During an interview with UploadVR, Avegant’s CTO Edward Tang stressed the idea, that you would really need more spatial resolution in close proximity, since the human eye has little room for error close by (see graphic from Avegant). He mentions 20 layers near-by, but far out even one might be enough to work well. Hence, 21 layers could do the trick? Maybe a 5×5 grid is not such a bad idea as nvidia presented then. But enough on theory, how does the resulting image look like? Can Avegant’s display live up to the hype?

Live Demo with Avegant

The live demo was shown in a rather dark room. The wired headset felt a bit bulky and big, tracking was OK (using HTC Vive’s lighthouse system), but Avegant restated that they only combine 3rd party elements to show a demo. After all, they only focus on their display technology. Allright, let’s take a look.
During the demo tour I could experience some female avatar, rendered in high quality, with details up to a single hair. Brightness and sharpness were really great. No screendoor effect could be seen, i.e. no pixel grid was visible. The field of view felt good, but still objects were cut off. But the interesting part was best observed with the planetary system demo, where multiple planets drifted in mid-air and I could move up closely to the Earth’s moon and make out all details and craters on the surface. Focusing on the moon made the other planet’s in the back blurry naturally. Changing focus to the planet’s in the back, the moon turned blurry as you would expect in the real world! This was truly amazing! I could not make out any jumps or layers. Well done! The switch of focus, the feeling of convergence and accommodation felt natural to me – and I’ve been playing around with stereoscopic vision devices a lot in the past. I’ve hold my finger in front of my head for cross-eyed view a million times. During this demo setup it felt fine!

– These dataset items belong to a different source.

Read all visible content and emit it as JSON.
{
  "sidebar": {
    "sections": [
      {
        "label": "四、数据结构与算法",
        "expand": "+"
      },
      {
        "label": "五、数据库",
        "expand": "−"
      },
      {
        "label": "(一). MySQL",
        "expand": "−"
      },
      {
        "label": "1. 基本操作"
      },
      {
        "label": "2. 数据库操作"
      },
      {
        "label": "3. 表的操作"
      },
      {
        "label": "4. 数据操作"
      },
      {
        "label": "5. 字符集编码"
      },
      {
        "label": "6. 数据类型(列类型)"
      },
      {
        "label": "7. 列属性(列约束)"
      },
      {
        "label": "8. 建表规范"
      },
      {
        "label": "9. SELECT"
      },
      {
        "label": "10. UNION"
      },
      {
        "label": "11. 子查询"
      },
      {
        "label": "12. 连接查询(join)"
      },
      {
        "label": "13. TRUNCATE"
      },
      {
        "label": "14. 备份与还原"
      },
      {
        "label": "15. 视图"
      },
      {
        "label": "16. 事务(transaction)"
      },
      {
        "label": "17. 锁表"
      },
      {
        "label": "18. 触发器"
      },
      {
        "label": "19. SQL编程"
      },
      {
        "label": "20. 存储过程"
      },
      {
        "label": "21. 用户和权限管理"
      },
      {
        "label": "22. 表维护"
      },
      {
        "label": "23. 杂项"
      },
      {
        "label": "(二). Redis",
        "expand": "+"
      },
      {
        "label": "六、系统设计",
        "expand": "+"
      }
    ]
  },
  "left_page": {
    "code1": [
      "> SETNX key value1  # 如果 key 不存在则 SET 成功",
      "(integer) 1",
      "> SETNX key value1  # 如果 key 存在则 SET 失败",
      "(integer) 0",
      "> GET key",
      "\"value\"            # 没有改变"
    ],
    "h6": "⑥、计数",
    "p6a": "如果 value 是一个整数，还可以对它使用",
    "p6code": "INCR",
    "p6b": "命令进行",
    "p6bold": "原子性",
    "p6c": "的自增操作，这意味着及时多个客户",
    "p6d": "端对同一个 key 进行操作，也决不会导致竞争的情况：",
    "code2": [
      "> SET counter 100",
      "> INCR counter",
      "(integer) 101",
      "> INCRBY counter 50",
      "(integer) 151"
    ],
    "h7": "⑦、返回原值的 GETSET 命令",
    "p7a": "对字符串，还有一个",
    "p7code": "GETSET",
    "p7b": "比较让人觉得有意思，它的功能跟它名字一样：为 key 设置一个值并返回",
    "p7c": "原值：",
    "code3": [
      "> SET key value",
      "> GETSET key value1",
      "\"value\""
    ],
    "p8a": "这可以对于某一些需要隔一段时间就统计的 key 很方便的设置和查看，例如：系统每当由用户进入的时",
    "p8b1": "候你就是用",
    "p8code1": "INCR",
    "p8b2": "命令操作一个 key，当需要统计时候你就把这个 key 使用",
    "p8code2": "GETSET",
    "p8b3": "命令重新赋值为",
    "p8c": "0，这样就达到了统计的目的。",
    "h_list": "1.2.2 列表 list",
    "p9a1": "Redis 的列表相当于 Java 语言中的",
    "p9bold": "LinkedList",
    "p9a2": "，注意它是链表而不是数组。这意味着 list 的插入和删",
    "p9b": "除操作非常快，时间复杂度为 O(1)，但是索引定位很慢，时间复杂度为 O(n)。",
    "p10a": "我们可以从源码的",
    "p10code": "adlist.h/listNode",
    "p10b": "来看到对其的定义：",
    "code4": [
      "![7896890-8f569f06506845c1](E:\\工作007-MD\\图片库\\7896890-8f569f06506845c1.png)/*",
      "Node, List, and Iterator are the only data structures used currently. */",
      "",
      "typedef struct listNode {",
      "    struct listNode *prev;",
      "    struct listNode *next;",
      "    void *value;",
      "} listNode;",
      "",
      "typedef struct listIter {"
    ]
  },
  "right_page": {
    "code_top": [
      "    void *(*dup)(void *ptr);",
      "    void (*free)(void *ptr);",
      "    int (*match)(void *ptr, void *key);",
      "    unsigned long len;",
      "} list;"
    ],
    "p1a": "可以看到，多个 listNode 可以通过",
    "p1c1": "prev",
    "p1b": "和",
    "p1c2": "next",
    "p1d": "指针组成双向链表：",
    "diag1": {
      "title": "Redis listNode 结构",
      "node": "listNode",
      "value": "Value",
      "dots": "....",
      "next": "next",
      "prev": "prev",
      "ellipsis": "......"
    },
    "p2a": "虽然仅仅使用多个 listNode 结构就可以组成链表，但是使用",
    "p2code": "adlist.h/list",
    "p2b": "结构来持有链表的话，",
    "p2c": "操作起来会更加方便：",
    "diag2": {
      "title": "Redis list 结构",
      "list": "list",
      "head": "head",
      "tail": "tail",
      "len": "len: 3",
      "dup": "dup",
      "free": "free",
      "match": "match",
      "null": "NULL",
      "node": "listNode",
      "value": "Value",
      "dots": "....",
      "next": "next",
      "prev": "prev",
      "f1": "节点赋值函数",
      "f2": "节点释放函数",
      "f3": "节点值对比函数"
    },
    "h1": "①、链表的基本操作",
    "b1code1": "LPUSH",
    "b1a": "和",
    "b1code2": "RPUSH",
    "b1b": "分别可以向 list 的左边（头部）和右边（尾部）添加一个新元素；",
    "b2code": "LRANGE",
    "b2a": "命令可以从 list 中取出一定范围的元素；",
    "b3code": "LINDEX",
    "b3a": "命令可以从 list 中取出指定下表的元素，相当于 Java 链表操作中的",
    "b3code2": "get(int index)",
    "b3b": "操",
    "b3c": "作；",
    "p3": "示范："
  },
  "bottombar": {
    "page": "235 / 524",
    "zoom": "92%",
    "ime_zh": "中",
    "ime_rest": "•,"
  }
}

My Conclusion and what’s next?

The demo was presented very well and I was stunned by the optical illusion that worked so impressively. Unfortunately, there was only little time. So, a longer test could have revealed more. How does the setup work under normal light conditions, daylight, today? How does the focus feel when rendering virtual objects next to (the same) real objects? Will it still feel natural? Is the focus/defocus accurate? Is eye fatigue really minimized or gone with this display tech? We will have to wait and see another time.

But the prototype demo showed a big step toward immersive augmented reality displays. A huge problem solved – or at least tackled in a version 1 going onwards from there. If future designs can be slim and battery-lasting, this sure seems to be a must-have for everyday glasses!

Once, all these issues are solved, we can focus on the next problems (sigh), e.g. a complete world-scan and shared 3D representation for city-scale tracked AR experiences and an easier content sharing with 5G, 6G on the go. Google just pushed out their content platform Poly, … maybe there is more to come for user-generated world scans, too? Well, let’s keep that for another day.

OK, hope you enjoyed my insights. I also tried to summarize the VAC, lightfield, etc. in a simple way. Any thoughts, feedback or what would you like to see covered in detail? Let me know! Cheers!